La lutte de l’hiver 2019-2020 a pourtant été capable d’exprimer une force et un potentiel important. En effet, le sentiment de solidarité, le besoin, certes embryonnaire mais bien réel, d’unité face aux attaques, de se retrouver “tous ensemble”, tout cela exprime une force nouvelle et même essentielle pour une classe sociale qui ressent et rejette plus nettement la réalité de l’exploitation capitaliste. Cette reprise de la combativité ouvrière pose au moins les premières conditions pour que les exploités commencent à se sentir progressivement appartenir à une même classe, afin d’orienter et d’engager plus vivement la réflexion vers le futur. Autrement dit, le ferment des manifestations et la montée d’une forte combativité, dans un contexte de réflexion, ont été un formidable levier, même si le chemin est encore long, incertain et tortueux, pour retrouver une identité de classe. Cela, après des décennies de propagande sur la prétendue “disparition de la classe ouvrière” et alors que pèse encore sur cette dernière l’incapacité à se reconnaître comme une force sociale unie, ayant les mêmes intérêts historiques, alors que pèse même la honte d’elle-même et l’oubli de son propre passé, de ses propres expériences de lutte. Bien entendu, nous ne sommes qu’au tout début de ce processus qui reste encore fragile. Mais les graines semées germeront si les conditions le permettent : la poursuite des attaques massives liées à la crise du système capitaliste demeure un aiguillon pour alimenter la réflexion et renforcer la conscience de classe au sein du prolétariat.

Ceux qui combattent pour la révolution prolétarienne placent leurs “espérances” dans le futur, à l’échelle historique, pas à celle d’un mouvement de lutte particulier. Ainsi, au-delà de l’enthousiasme ou de la déception par rapport à telle ou telle lutte, c’est la compréhension profonde du mouvement qu’il nous faut atteindre, voir que le propre de la lutte du prolétariat, comme classe exploitée, est d’avancer et de progresser en allant de défaites en défaites. C’est ainsi que, forte de cette démarche historique et des espoirs qu’elle plaçait dans l’avenir, Rosa Luxemburg pouvait écrire, en pleine répression de la “commune de Berlin” en janvier 1919 : “les masses ont été à la hauteur de leur tâche. Elles ont fait de cette “défaite” un maillon dans la série des défaites historiques, qui constituent la fierté et la force du socialisme international. Et voilà pourquoi la victoire fleurira sur le sol de cette défaite”. (2) En effet, dans la décadence du capitalisme, le prolétariat ne peut plus obtenir de réformes durables et on voit bien que ses luttes se limitent désormais a se défendre face aux attaques de plus en plus brutales et généralisées.
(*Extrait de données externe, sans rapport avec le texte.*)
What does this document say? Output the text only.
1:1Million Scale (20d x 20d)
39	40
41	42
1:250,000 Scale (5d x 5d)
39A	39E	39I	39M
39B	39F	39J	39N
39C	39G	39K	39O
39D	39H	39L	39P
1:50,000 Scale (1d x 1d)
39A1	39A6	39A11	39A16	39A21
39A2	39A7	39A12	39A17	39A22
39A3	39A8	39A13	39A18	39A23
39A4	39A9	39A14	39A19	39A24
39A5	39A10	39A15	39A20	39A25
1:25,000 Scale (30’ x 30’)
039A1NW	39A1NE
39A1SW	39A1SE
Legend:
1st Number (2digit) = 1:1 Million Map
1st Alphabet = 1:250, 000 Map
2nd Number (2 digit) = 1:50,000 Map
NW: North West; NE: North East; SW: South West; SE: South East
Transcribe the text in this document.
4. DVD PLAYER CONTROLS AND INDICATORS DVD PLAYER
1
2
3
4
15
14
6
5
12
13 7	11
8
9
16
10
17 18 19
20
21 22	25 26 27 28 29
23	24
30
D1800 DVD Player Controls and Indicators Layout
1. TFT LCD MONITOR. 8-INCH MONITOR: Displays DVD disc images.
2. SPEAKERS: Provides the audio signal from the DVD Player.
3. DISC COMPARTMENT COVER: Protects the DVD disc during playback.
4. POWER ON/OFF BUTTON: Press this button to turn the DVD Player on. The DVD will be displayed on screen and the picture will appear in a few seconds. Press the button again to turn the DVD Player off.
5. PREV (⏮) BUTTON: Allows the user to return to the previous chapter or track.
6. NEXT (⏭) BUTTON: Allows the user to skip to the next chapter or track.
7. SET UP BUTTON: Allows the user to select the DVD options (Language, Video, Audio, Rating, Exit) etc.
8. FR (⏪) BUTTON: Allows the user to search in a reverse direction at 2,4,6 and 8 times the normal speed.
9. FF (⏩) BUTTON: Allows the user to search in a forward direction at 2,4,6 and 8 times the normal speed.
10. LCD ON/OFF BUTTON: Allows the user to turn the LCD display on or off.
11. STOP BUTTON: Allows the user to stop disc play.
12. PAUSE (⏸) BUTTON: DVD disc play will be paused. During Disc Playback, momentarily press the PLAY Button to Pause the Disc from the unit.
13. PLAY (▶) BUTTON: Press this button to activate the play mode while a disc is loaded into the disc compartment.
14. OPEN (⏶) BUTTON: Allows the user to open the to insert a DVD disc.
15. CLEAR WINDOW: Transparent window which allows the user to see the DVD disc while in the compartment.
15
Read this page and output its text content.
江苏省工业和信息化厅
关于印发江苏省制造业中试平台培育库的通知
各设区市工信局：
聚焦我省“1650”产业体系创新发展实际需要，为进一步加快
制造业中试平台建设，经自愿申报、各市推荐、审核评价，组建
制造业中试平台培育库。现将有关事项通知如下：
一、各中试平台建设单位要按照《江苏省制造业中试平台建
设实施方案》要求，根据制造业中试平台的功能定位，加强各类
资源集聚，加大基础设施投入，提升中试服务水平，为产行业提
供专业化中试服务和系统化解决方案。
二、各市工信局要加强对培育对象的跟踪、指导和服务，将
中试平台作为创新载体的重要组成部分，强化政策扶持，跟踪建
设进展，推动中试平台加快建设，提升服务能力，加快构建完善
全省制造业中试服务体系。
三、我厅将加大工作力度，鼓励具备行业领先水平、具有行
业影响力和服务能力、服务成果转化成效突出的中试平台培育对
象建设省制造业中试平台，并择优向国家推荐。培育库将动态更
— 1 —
Dans ce cadre, la seule “victoire”, le seul “gain” possible est celui de l’expérience de la lutte elle-même par la “défaite”. En fait, seule la révolution mondiale pourra être considérée à terme comme une “victoire”. Tant que durera le capitalisme, l’exploitation ne pourra que générer toujours plus de souffrances et de misères. Refuser de subir les attaques est déjà, en quelque sorte, une première “victoire” issue paradoxalement de cette “défaite”. Il faut être capable de voir ce que cela signifie pour l’avenir, être capable de voir le potentiel d’un combat d’autant plus difficile à mener que toute expression de lutte est un immense défi face aux obstacles que dresse la bourgeoisie, face à ceux liés au poids d’idéologies étrangères au prolétariat et aux phénomènes liés à la phase de décomposition. Or, le prolétariat, en effet, “ne baisse pas les bras” et s’engage sur la voie d’un avenir potentiellement prometteur.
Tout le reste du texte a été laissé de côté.